A Global Labor Movement
(Dave Arian: President, Internaitonal Longshore and Warehouse Union (1991-1993)
The gains that were made during the 1980s and 1990s were primarily consolidations of all our equipment operations and all of our maintenance and repair work. And then, Him Spinozas consolidation of the signers jobs, such as the clerks. These were things that happened here in L.A. On the West Coast, we consolidated the jobs we belonged to and the new jobs that evolved as result of technology and the need for equipment repair. You have to look at a number different things you look at the longshore divisions. We had a view of trying to invigorate our work in the international arena. In 1193, it was our first Pacific Rim Dockers conference in San Francisco, trying to rebuild our international connections from that to this. We’ve done a lot of work in the international arena and it paid off for us in 2002.

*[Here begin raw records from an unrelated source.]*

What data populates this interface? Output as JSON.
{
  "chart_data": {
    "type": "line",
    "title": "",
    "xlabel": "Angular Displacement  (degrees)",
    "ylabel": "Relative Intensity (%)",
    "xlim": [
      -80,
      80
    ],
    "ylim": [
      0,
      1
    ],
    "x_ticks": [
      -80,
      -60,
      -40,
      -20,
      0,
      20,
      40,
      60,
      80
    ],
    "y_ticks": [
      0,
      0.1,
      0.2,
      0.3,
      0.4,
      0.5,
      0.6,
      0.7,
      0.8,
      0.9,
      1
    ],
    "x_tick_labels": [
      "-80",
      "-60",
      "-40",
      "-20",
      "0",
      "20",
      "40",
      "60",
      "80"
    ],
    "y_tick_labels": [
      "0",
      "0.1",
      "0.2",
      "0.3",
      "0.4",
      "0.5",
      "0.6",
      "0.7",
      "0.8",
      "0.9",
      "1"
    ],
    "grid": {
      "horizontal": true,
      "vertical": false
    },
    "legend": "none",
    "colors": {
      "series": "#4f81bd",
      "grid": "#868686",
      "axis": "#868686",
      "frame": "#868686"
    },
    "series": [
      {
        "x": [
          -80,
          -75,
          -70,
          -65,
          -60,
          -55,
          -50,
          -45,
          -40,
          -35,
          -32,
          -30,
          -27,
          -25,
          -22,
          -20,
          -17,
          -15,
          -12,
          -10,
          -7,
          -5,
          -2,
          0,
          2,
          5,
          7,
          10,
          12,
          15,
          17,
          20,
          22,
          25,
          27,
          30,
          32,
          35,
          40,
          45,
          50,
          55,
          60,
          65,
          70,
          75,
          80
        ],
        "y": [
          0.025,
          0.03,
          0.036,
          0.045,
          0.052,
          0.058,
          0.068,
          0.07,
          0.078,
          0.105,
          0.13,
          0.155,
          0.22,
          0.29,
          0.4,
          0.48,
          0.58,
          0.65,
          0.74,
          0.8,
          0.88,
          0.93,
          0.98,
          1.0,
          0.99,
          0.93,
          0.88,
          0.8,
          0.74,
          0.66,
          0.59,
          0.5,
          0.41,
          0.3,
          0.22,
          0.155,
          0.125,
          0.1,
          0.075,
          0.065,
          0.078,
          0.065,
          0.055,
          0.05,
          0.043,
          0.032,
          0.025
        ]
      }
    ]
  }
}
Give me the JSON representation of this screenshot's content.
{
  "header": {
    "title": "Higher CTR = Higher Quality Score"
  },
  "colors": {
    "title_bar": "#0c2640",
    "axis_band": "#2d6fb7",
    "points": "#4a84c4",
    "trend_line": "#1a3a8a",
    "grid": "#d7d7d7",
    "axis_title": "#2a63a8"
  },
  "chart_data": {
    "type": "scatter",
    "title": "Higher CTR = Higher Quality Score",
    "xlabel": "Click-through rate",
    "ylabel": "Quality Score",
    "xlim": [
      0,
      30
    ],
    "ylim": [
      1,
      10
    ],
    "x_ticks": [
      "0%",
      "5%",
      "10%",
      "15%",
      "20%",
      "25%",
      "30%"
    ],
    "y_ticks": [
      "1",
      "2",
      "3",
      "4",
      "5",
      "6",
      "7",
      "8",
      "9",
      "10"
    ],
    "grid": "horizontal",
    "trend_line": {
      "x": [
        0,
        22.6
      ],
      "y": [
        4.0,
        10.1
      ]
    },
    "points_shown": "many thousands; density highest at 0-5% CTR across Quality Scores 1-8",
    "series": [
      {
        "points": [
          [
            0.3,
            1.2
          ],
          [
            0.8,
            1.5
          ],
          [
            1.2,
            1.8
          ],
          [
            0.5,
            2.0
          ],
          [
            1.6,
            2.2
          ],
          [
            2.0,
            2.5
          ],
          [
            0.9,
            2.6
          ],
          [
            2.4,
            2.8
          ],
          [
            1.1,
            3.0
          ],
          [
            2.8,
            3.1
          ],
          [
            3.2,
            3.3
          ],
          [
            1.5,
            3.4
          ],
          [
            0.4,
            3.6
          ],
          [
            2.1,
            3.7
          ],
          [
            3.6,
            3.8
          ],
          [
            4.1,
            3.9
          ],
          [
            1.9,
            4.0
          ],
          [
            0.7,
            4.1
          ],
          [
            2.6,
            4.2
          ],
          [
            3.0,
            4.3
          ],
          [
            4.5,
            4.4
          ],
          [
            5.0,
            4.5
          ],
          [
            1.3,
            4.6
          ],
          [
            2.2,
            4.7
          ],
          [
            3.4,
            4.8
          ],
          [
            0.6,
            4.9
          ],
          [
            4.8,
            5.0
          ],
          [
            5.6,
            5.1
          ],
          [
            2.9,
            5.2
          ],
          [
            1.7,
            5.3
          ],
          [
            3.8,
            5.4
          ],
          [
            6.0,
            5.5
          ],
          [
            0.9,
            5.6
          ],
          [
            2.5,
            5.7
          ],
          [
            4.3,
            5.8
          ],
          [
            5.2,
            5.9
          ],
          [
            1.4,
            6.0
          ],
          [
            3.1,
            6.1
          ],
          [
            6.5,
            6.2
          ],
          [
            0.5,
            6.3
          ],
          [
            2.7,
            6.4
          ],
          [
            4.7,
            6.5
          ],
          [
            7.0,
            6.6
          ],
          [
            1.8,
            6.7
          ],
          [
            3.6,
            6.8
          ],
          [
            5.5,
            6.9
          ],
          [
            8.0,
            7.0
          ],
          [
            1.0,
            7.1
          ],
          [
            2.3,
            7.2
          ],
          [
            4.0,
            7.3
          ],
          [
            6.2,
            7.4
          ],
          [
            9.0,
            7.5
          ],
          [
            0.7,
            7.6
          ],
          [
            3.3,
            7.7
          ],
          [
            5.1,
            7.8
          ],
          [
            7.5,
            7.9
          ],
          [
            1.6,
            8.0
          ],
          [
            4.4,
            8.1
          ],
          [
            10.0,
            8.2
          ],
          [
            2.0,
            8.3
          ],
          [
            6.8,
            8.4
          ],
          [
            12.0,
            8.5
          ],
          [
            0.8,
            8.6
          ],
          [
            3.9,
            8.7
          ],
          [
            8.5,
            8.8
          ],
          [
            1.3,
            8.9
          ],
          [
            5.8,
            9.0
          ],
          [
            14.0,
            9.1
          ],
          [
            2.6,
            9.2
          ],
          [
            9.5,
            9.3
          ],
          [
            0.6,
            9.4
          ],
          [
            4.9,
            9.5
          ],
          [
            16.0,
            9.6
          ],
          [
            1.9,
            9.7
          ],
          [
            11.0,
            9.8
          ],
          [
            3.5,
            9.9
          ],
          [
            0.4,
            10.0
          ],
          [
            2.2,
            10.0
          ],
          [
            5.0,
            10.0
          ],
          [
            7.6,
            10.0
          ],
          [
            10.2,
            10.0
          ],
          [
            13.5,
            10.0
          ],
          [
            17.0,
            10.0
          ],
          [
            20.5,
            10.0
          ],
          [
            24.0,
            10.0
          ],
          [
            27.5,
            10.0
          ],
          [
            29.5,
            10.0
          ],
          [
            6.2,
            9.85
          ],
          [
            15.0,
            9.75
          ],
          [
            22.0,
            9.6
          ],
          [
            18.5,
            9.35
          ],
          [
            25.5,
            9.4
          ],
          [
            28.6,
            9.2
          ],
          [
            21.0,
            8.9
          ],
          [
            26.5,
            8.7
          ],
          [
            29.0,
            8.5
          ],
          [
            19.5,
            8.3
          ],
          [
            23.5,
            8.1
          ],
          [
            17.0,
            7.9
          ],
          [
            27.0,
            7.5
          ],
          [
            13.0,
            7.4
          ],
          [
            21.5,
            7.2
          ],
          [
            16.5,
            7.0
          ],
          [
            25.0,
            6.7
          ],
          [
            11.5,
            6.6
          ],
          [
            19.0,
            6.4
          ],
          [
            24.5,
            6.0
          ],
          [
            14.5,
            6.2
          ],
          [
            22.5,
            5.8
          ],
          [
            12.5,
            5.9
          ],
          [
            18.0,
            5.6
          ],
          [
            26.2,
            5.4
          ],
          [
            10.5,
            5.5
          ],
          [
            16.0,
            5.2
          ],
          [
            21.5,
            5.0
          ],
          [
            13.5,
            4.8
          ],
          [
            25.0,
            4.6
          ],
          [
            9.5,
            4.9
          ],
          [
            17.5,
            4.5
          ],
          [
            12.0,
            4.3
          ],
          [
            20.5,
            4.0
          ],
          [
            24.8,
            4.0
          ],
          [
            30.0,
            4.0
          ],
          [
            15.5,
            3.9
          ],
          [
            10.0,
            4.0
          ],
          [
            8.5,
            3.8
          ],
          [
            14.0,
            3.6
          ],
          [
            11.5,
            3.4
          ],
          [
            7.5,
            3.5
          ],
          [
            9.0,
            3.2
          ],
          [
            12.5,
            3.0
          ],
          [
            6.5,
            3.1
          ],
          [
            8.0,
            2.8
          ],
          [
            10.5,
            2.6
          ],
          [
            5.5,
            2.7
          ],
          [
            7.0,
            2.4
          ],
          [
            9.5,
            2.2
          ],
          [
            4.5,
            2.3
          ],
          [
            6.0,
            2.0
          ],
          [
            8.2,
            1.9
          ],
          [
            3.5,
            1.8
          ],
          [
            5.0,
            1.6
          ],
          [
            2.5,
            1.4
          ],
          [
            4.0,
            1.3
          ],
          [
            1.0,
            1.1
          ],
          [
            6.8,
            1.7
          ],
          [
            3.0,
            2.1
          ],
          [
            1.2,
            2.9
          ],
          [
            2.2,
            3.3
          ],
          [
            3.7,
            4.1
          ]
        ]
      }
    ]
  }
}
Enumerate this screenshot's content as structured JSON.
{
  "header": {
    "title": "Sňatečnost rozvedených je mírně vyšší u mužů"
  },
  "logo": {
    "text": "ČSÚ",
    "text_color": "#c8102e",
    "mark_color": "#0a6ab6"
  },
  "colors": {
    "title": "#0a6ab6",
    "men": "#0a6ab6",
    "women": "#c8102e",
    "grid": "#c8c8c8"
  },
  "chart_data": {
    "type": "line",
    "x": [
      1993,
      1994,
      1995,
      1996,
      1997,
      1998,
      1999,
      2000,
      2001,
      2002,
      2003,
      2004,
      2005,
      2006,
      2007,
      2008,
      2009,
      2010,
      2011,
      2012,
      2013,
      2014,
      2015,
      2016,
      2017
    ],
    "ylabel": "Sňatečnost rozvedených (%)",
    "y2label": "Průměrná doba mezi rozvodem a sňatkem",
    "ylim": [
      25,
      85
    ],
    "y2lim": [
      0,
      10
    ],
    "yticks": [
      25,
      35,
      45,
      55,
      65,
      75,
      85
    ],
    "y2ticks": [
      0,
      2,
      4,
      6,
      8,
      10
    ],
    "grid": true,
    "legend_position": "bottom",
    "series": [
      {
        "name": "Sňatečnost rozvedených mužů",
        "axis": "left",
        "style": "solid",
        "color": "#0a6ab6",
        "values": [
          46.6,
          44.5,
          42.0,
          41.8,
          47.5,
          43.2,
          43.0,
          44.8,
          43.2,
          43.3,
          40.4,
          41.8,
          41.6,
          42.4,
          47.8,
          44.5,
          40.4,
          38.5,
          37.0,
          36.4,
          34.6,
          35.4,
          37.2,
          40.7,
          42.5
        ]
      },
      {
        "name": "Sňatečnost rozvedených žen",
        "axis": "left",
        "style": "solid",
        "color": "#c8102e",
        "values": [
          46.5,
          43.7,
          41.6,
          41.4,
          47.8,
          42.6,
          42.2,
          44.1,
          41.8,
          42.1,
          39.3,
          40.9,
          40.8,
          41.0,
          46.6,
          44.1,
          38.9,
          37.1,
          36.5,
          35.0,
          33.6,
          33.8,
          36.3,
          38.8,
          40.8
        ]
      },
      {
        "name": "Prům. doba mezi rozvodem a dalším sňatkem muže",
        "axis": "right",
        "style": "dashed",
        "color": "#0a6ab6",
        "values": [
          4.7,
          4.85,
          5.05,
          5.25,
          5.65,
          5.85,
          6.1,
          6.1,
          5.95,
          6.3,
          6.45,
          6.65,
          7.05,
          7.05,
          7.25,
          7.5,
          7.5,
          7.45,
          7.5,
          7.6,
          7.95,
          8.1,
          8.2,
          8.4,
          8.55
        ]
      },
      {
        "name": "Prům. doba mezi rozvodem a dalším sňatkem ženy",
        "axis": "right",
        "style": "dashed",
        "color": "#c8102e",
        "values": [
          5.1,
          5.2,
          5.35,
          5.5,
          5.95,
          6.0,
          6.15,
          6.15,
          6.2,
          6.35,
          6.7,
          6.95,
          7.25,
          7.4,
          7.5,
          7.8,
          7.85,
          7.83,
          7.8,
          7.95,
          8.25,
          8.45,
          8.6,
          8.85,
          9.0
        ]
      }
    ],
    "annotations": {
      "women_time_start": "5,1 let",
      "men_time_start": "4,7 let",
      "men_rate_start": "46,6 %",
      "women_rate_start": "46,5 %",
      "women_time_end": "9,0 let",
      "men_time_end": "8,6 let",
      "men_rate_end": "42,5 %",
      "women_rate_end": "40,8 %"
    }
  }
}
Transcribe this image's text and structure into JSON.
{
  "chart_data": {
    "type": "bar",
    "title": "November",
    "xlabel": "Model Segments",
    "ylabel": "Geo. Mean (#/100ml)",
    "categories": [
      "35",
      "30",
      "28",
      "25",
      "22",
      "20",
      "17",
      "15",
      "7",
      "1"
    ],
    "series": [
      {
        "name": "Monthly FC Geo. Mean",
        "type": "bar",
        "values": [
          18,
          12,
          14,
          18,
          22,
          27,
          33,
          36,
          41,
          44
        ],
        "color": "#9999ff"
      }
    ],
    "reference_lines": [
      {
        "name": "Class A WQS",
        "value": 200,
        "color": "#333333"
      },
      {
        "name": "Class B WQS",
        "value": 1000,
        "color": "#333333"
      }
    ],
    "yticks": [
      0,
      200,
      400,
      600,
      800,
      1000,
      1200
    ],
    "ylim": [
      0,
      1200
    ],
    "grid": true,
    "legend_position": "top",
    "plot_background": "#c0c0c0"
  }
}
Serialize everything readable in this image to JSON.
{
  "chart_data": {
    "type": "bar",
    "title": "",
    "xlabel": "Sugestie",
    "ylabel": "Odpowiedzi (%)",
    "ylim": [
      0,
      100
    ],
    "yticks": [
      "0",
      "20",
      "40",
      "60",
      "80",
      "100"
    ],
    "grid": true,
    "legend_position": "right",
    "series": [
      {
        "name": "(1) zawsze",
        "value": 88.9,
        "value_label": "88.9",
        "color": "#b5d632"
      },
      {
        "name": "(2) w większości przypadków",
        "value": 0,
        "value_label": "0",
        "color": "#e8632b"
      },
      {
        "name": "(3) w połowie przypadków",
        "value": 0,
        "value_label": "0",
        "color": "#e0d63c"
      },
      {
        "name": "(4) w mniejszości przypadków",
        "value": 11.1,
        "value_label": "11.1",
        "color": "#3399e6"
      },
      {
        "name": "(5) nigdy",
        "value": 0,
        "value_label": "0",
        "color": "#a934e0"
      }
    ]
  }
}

Everything is shifting. You know, in the 70s and 80s we were an industrial based country – auto workers, steel workers, industrial based workers, and garment workers – they are all overseas now. So the whole character of the Labor Movement has changed over the last 20 to 25 years. The Labor Movement has to look toward transportation and logistics. Before, 70 percent of everything we bought was made in America. Now 90 percent of everything we buy at the store is imported.
We are in a situation in American where the working class, and in particular the union working class, has shrunk to the lowest point that it’s ever been, and this is the reality we going to have to face in a global economy.